Ihr Protest traf auf völliges Unverständnis der übrigen Anwesenden.
Jahre später flog ich nach einem Besuch bei meinen Großeltern in Moskau mit einem Flugzeug der Aeroflot zurück nach Berlin. Schon vor dem Abflug waren mir die übrigen Passagiere in besonderer Weise aufgefallen. Es handelte sich um Musiker des Zentralen Orchesters der Nationalen Volksarmee. Auf dem Flughafen Scheremetjewo hatten sie in ihren deutschen Uniformen die dortigen Angestellten mit Rufen wie „Dawaj, Dawaj!“ und „Zack, Zack!“ herumzukommandieren versucht. Dabei lachten sie laut, und ihr Lachen kam aus ihren verzerrten Mündern wie das Marschlied aus dem geöffneten Fenster unserer Nachbarn.
Etwa zur selben Zeit sprach Bundespräsident Weizsäcker vom 8. Mai als Tag der Befreiung.

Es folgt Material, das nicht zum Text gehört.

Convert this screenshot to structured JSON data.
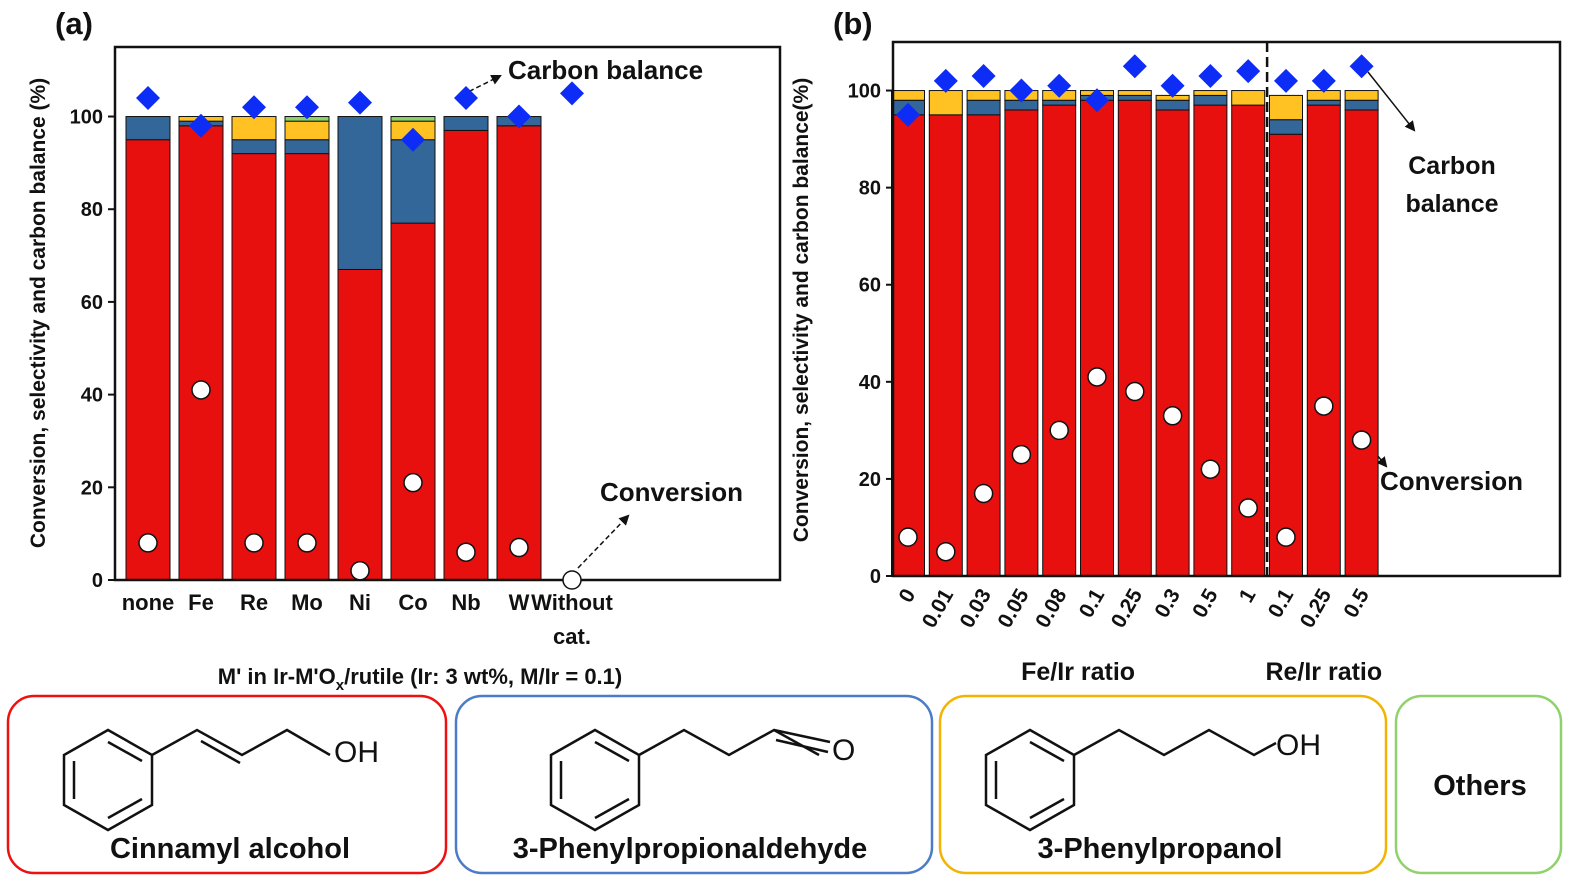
{
  "chart_data": [
    {
      "type": "bar",
      "stacked": true,
      "panel": "(a)",
      "ylabel": "Conversion, selectivity and carbon balance (%)",
      "xlabel": [
        "M' in Ir-M'O",
        "x",
        "/rutile (Ir: 3 wt%, M/Ir = 0.1)"
      ],
      "categories": [
        "none",
        "Fe",
        "Re",
        "Mo",
        "Ni",
        "Co",
        "Nb",
        "W",
        "Without cat."
      ],
      "series": [
        {
          "name": "Cinnamyl alcohol",
          "color": "#e8100f",
          "values": [
            95,
            98,
            92,
            92,
            67,
            77,
            97,
            98,
            null
          ]
        },
        {
          "name": "3-Phenylpropionaldehyde",
          "color": "#336699",
          "values": [
            5,
            1,
            3,
            3,
            33,
            18,
            3,
            2,
            null
          ]
        },
        {
          "name": "3-Phenylpropanol",
          "color": "#ffc222",
          "values": [
            0,
            1,
            5,
            4,
            0,
            4,
            0,
            0,
            null
          ]
        },
        {
          "name": "Others",
          "color": "#8fd16a",
          "values": [
            0,
            0,
            0,
            1,
            0,
            1,
            0,
            0,
            null
          ]
        }
      ],
      "points": [
        {
          "name": "Conversion",
          "marker": "circle",
          "color": "#ffffff",
          "values": [
            8,
            41,
            8,
            8,
            2,
            21,
            6,
            7,
            0
          ]
        },
        {
          "name": "Carbon balance",
          "marker": "diamond",
          "color": "#0d2cf5",
          "values": [
            104,
            98,
            102,
            102,
            103,
            95,
            104,
            100,
            105
          ]
        }
      ],
      "ylim": [
        0,
        115
      ],
      "yticks": [
        0,
        20,
        40,
        60,
        80,
        100
      ]
    },
    {
      "type": "bar",
      "stacked": true,
      "panel": "(b)",
      "ylabel": "Conversion, selectivity and carbon balance(%)",
      "groups": [
        {
          "name": "Fe/Ir ratio",
          "categories": [
            "0",
            "0.01",
            "0.03",
            "0.05",
            "0.08",
            "0.1",
            "0.25",
            "0.3",
            "0.5",
            "1"
          ]
        },
        {
          "name": "Re/Ir ratio",
          "categories": [
            "0.1",
            "0.25",
            "0.5"
          ]
        }
      ],
      "series": [
        {
          "name": "Cinnamyl alcohol",
          "color": "#e8100f",
          "values": [
            95,
            95,
            95,
            96,
            97,
            98,
            98,
            96,
            97,
            97,
            91,
            97,
            96
          ]
        },
        {
          "name": "3-Phenylpropionaldehyde",
          "color": "#336699",
          "values": [
            3,
            0,
            3,
            2,
            1,
            1,
            1,
            2,
            2,
            0,
            3,
            1,
            2
          ]
        },
        {
          "name": "3-Phenylpropanol",
          "color": "#ffc222",
          "values": [
            2,
            5,
            2,
            2,
            2,
            1,
            1,
            1,
            1,
            3,
            5,
            2,
            2
          ]
        }
      ],
      "points": [
        {
          "name": "Conversion",
          "marker": "circle",
          "color": "#ffffff",
          "values": [
            8,
            5,
            17,
            25,
            30,
            41,
            38,
            33,
            22,
            14,
            8,
            35,
            28
          ]
        },
        {
          "name": "Carbon balance",
          "marker": "diamond",
          "color": "#0d2cf5",
          "values": [
            95,
            102,
            103,
            100,
            101,
            98,
            105,
            101,
            103,
            104,
            102,
            102,
            105
          ]
        }
      ],
      "ylim": [
        0,
        110
      ],
      "yticks": [
        0,
        20,
        40,
        60,
        80,
        100
      ]
    }
  ],
  "molecule_atoms": [
    "OH",
    "O",
    "OH"
  ]
}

Nein, die Deutschen sind nicht befreit worden. Wer das glaubt oder behauptet, belügt sich selbst. Befreit wurden nur die wenigen jüdischen Überlebenden in den Lagern, befreit wurden Kommunisten und Sozialdemokraten in den Zuchthäusern, Roma und Sinti, sowjetische und andere Kriegsgefangene. Die Deutschen aber mussten erobert werden. Das und manches andere haben sie den Eroberern nie verziehen.
Man kann die Zukunft nicht gewinnen, wenn man sie auf einer Selbsttäuschung errichtet. „Ihr habt ein großes, schönes Haus gebaut“, sagte kürzlich meine aus Kenia stammende Frau, „Aber Ihr habt das Fundament vergessen!“
Ihre flüchtig hingeworfene Bemerkung erschien mir wie eine Schrift, ein zwingendes Gleichnis, auf das ich lange gewartet hatte.
Unser Haus würde – das wusste ich jetzt – einen Sturm nicht überstehen.
Wir aber leben in stürmischer Zeit.
Andrej Hermlin (* 21. September 1965 in Berlin) ist ein Pianist und Bandleader.